On that part of the highway, there are four general purpose free lanes for 1 mile north of I-85. At that point, one of the free lanes is converted to a carpool lane.
The second segment is a few miles to the north. After the Interstate 485 interchange, the carpool lane ends and reverts back to a free general purpose lane for about 1.5 miles.
DOT’s plan calls for the existing carpool lane to be converted to a toll lane. That is allowed under state law and federal guidelines.
But the conversion would also include the two small segments of I-77 that don’t have a toll lane.
Kurt Naas of the group Widen I-77 opposes the toll lanes. The conversion of the free lane north of I-485 is part of the group’s lawsuit against the project.
“It may seem like a small thing,” Naas said. “But the law is the law.”
It’s unclear how the state law would be interpreted if the lawsuit moves forward. The segments of free lanes that are being converted are not long enough to go from one exit to another, and it’s possible the issue could be seen as a technicality. That would allow the toll lane project to move forward.
Earlier this year, the Transportation Department considered opening up an unused lane on the outside shoulder of I-485 in south Charlotte.
The state’s long-term plans for the shoulder is to convert it to a toll lane, and the state said it couldn’t open the shoulder as a free lane today because that would stop it from tolling it in the future.
The U.S. Department of Transportation’s guidelines generally prohibit converting free lanes into toll lanes, though there are some exceptions.
On I-77 south, the carpool lane is longer.
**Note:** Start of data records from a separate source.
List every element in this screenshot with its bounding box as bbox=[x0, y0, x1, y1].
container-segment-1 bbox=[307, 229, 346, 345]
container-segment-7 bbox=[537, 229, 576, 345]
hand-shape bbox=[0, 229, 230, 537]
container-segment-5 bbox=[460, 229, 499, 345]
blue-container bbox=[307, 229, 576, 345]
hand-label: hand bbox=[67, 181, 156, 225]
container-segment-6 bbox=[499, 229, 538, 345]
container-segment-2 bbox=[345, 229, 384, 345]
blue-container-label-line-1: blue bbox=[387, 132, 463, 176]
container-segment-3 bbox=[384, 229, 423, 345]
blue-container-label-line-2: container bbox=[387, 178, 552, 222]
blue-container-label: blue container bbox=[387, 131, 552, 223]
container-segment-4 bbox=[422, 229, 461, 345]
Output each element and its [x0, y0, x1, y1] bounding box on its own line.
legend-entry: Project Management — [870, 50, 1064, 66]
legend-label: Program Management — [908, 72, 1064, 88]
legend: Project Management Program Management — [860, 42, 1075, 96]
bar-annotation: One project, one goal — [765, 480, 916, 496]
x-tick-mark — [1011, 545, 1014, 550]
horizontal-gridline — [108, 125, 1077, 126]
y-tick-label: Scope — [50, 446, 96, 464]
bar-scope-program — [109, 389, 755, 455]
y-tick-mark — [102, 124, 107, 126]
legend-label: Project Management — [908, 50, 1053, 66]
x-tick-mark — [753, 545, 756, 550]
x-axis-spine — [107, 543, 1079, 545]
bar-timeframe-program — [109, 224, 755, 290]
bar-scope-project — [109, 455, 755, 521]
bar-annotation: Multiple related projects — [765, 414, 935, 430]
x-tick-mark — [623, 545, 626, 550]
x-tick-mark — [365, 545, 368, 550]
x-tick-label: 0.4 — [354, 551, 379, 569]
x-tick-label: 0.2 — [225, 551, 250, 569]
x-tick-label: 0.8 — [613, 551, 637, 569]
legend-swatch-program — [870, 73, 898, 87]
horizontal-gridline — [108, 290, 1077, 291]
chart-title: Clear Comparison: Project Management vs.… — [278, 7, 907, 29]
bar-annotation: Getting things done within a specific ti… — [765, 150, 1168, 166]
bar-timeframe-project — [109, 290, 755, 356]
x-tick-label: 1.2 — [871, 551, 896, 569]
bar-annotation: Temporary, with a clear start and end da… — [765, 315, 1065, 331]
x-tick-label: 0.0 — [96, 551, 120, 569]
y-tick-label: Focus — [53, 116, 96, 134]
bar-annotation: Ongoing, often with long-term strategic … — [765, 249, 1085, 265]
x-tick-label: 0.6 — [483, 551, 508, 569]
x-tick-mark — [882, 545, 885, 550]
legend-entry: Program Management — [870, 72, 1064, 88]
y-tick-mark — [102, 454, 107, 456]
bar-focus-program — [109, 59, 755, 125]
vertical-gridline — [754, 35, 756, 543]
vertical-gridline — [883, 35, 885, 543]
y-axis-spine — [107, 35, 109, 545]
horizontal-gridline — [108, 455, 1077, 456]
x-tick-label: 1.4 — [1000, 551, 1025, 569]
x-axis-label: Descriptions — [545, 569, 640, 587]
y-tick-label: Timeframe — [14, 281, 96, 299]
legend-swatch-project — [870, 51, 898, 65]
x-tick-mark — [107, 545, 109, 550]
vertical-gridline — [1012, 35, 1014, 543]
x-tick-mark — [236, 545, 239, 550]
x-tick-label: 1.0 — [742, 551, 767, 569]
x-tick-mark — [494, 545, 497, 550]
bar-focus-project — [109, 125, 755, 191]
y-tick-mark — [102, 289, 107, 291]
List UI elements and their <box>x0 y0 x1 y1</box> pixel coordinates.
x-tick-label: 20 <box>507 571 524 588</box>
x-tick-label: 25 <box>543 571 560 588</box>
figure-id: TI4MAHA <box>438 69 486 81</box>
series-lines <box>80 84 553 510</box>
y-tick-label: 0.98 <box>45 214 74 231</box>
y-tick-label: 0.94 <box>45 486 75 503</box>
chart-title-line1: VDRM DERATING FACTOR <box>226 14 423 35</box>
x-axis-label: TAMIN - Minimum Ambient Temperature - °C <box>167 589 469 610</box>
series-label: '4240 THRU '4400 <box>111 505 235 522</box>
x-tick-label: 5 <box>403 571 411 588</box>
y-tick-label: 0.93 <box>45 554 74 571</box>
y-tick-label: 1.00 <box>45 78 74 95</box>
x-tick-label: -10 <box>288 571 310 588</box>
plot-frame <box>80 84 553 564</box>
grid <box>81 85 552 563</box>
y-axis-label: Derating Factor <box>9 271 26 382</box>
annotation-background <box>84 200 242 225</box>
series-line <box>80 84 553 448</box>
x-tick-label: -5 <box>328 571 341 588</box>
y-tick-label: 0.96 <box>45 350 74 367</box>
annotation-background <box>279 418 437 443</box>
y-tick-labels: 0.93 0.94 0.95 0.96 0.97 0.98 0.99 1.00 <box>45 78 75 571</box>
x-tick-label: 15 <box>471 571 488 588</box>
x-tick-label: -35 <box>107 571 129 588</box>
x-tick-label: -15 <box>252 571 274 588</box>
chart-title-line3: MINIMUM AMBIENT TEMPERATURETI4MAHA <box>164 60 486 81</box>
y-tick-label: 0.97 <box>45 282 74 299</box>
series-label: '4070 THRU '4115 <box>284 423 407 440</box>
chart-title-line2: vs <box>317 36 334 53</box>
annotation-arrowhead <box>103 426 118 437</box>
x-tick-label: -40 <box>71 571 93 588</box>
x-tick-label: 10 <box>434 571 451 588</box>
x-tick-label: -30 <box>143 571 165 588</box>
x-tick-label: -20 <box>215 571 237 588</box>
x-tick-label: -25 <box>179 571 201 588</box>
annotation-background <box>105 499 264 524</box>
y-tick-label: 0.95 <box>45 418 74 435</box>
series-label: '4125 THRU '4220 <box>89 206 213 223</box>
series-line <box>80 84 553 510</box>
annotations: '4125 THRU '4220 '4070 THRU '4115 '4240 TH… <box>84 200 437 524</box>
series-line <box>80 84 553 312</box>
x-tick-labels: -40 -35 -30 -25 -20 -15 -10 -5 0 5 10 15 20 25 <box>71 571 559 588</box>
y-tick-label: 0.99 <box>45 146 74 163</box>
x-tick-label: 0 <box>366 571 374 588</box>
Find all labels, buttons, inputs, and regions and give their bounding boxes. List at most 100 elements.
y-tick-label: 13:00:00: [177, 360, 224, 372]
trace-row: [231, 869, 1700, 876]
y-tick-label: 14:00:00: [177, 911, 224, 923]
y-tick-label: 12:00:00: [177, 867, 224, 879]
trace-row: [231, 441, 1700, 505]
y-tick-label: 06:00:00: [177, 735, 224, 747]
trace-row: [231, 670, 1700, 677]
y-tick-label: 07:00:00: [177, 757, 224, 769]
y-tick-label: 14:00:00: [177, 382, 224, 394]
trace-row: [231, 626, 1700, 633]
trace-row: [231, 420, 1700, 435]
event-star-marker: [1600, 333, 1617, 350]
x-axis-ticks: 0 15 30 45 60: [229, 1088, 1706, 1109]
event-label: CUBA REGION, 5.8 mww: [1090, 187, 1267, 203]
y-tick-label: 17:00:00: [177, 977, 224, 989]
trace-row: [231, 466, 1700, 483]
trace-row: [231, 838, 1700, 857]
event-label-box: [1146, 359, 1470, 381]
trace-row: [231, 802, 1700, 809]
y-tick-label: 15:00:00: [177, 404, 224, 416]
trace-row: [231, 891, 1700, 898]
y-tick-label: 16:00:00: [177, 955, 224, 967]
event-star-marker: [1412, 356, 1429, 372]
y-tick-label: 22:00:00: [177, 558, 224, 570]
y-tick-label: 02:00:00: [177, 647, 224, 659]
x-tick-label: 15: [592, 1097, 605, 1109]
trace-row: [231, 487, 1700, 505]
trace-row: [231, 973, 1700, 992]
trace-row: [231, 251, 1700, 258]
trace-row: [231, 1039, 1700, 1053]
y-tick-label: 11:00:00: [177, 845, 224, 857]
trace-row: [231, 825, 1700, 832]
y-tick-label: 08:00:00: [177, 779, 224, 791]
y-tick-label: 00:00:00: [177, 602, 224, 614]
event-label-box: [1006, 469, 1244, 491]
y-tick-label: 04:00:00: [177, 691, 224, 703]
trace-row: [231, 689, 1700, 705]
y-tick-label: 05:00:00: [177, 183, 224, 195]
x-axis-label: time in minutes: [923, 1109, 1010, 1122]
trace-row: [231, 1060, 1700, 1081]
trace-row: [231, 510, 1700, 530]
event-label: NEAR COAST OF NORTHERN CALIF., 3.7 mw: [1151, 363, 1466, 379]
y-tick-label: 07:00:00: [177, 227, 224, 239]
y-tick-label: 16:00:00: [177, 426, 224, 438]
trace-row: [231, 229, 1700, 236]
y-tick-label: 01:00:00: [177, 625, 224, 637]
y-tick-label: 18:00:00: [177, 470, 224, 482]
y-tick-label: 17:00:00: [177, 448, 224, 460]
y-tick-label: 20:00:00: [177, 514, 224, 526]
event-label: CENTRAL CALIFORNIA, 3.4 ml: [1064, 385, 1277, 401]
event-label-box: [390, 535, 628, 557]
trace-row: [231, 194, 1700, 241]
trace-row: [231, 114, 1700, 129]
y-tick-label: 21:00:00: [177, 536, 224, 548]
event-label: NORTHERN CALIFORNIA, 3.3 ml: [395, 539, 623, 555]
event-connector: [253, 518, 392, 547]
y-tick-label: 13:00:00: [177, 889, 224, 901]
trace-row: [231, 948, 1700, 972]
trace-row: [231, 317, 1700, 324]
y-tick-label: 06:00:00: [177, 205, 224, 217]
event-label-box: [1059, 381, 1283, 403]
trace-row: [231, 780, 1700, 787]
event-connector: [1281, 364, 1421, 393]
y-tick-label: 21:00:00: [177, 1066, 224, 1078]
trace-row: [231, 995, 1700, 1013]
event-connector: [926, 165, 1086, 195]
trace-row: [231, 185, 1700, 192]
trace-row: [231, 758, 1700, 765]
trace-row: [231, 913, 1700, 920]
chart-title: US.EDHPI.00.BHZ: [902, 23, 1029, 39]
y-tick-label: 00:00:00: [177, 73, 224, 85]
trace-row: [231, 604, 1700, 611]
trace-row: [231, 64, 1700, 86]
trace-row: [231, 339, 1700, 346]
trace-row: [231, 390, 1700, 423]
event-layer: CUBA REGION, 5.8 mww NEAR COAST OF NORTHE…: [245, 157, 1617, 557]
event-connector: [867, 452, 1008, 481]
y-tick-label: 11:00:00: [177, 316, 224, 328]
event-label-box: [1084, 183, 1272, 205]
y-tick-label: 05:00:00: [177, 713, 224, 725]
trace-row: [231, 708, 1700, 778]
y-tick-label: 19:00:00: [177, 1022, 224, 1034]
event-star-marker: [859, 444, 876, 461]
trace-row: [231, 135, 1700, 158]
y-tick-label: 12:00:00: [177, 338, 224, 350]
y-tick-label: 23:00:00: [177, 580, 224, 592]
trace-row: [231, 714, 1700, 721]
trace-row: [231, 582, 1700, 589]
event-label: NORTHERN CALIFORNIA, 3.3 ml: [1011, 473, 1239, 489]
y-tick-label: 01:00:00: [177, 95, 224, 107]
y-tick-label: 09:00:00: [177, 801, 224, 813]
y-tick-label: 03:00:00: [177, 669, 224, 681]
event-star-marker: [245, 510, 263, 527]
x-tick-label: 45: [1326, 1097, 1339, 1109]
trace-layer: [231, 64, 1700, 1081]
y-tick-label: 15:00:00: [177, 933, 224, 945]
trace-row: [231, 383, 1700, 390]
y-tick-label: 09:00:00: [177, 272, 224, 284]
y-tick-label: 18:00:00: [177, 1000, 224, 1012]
It runs from north of I-485 all the way to Interstate 277 in uptown. That means there is no segment of I-77 south in which free lanes are being switched to toll lanes.
Last month, the state Transportation Department signed the final paperwork with I-77 Mobility Partners, a subsidiary of Cintra US, to build the toll lanes. Construction is expected to start this summer and be completed in 2018.
In May, a number of local officials grew concerned about the terms of the contract with I-77 Mobility Partners, specifically a provision that would make it difficult to widen I-77 for the next 50 years after the toll lanes are finished.